Caveat Emptor — buyer beware. That principle applies to all manner of purchases, and is part of the spirit behind a piece that appeared in a recent legal newsletter that offers tips on what plans could consider asking service providers before entering into agreements with them. And in a time of heightened scrutiny of fiduciary services and regulations that will (or may, in light of the results of the Nov. 8 elections) be implemented, such questions take on added importance.

In “10 Questions to Ask Before Signing That New Service Agreement,” Deborah Fabricant in Boutwell Fay LLP’s October 2016 newsletter offers pointers for employers, plans and plan sponsors to help them better scrutinize such agreements. But service providers need to be aware of questions they may be asked by prospective clients as well. Throw in the fiduciary rule, and it’s even more important.

Following are the questions Fabricant suggests be asked.

Who is signing the agreement? Employers should review the plan document and other relevant documents to determine who has the authority to sign service agreements as well as other associated obligations.

Who is a fiduciary regarding the services the agreement covers? Fabricant says that often service agreements had required the employer to agree that the vendor is not a fiduciary, even if some of the vendor’s duties as stipulated in the agreement are fiduciary in nature. She suggests that if the vendor does perform fiduciary functions, the parties to the agreement discuss that as well as indemnity.

How — and what — is the vendor being paid? Fabricant suggests that details concerning the compensation a vendor receives will make it possible to make sure that the agreement is in compliance with ERISA, as well as the Fiduciary Rule.

What services does the vendor agree to provide the plan? Fabricant suggests that a service agreement clearly stipulate the services a vendor is to provide.
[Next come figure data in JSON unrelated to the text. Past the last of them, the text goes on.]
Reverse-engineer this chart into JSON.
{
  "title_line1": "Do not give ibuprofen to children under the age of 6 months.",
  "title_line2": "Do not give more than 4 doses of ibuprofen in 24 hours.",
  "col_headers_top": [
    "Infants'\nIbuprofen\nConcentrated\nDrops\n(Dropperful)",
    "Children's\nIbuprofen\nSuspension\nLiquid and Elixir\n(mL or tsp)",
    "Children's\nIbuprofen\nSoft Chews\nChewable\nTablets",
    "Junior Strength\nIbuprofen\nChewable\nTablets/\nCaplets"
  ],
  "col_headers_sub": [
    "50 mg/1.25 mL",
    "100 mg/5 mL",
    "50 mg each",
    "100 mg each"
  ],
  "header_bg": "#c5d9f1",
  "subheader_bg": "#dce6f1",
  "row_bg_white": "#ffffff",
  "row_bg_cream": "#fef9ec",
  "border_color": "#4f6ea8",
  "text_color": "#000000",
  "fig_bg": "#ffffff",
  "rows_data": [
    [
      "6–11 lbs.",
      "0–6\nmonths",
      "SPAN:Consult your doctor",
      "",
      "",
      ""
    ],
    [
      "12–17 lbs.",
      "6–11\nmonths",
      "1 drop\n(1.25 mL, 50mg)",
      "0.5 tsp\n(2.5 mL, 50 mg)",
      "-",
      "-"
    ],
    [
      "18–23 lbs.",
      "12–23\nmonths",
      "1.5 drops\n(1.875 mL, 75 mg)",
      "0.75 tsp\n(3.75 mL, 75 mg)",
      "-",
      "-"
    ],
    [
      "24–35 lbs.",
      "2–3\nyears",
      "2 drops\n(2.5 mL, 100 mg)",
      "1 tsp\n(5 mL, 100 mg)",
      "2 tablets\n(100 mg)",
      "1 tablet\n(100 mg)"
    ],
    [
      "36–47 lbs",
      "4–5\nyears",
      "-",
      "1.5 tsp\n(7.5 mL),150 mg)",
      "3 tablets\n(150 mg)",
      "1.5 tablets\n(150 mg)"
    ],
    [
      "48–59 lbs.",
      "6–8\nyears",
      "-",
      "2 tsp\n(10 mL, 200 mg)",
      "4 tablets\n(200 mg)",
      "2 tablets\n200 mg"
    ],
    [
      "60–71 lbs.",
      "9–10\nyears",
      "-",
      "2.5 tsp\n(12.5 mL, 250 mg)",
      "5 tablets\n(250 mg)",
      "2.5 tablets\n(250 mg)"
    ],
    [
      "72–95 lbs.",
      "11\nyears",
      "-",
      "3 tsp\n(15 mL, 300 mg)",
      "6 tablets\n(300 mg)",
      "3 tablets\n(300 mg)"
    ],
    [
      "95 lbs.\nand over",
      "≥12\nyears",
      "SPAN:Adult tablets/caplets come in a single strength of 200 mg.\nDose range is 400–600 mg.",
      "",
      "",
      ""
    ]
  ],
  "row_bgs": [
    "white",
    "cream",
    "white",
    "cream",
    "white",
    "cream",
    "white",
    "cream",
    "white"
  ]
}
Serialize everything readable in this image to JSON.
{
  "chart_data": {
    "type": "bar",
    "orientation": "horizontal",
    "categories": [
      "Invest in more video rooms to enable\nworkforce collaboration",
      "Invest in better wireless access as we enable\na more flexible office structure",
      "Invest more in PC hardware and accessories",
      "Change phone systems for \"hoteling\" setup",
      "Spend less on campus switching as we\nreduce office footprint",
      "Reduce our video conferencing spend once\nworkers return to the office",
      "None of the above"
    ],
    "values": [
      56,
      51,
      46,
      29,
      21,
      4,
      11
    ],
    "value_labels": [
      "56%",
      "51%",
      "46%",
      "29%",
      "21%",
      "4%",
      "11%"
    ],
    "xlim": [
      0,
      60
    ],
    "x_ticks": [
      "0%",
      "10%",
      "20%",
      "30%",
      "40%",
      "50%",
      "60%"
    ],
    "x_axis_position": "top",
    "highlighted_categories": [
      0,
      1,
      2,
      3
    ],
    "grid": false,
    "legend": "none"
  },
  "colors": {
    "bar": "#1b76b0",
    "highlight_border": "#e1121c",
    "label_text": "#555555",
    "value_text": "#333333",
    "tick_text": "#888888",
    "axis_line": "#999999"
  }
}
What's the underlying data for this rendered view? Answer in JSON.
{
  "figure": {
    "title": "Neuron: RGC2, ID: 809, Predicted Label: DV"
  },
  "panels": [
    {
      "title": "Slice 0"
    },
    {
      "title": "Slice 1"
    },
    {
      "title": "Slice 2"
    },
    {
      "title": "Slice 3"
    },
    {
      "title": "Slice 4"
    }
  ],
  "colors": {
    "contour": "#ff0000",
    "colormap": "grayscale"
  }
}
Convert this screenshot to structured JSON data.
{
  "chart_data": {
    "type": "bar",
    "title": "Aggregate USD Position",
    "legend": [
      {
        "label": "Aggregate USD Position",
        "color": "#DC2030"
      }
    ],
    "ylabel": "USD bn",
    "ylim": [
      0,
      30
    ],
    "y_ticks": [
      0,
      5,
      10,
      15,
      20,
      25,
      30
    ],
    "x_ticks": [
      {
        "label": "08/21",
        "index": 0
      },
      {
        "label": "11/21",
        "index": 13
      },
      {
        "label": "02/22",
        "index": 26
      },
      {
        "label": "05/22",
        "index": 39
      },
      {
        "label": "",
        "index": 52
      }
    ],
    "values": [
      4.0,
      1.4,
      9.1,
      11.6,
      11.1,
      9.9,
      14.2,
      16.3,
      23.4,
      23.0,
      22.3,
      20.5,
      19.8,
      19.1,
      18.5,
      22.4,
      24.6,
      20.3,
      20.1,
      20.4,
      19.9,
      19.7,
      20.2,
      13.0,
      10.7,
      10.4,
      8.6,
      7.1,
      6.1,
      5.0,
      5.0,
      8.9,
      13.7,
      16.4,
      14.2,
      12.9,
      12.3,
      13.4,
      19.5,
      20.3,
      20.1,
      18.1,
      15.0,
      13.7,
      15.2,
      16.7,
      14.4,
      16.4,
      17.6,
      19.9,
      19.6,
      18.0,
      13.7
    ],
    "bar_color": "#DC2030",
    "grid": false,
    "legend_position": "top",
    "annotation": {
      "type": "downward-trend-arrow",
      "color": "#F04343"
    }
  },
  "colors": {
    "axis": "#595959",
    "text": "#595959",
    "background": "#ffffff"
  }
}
What does the agreement require the employer to do? A service agreement should set forth what not only the vendor, but also the employer, is obliged to do under the agreement.

Who are responsible for the vendor’s mistakes? The agreement should address the liability, indemnity and “hold harmless” provisions, Fabricant suggests, adding that thoughtful negotiations and review by counsel may serve the parties well.

How is the vendor protecting the plan and its participants’ data? Fabricant posits that employers should review provisions in the agreement that concern disasters, both natural and man-made, such as data and security breaches and internet failure.

Can the vendor amend the agreement? Fabricant argues that many service agreements allow vendors to amend the contract at any time but do not give employers similar rights. She suggests that employers may find it useful to require that amendments be by agreement and in writing, that advance notice of changes be provided, and that the employer may reject a proposed amendment.

How is the service agreement terminated? Fabricant suggests that negotiations about the agreement’s provisions include discussion of provisions that would provide bilateral notice of termination and a detailed transition plan to facilitate work with a new vendor.

What happens to plan records?
A service agreement should specifically address:

  • how records will be maintained;

  • who owns records; and

  • what happens to records after the retention period.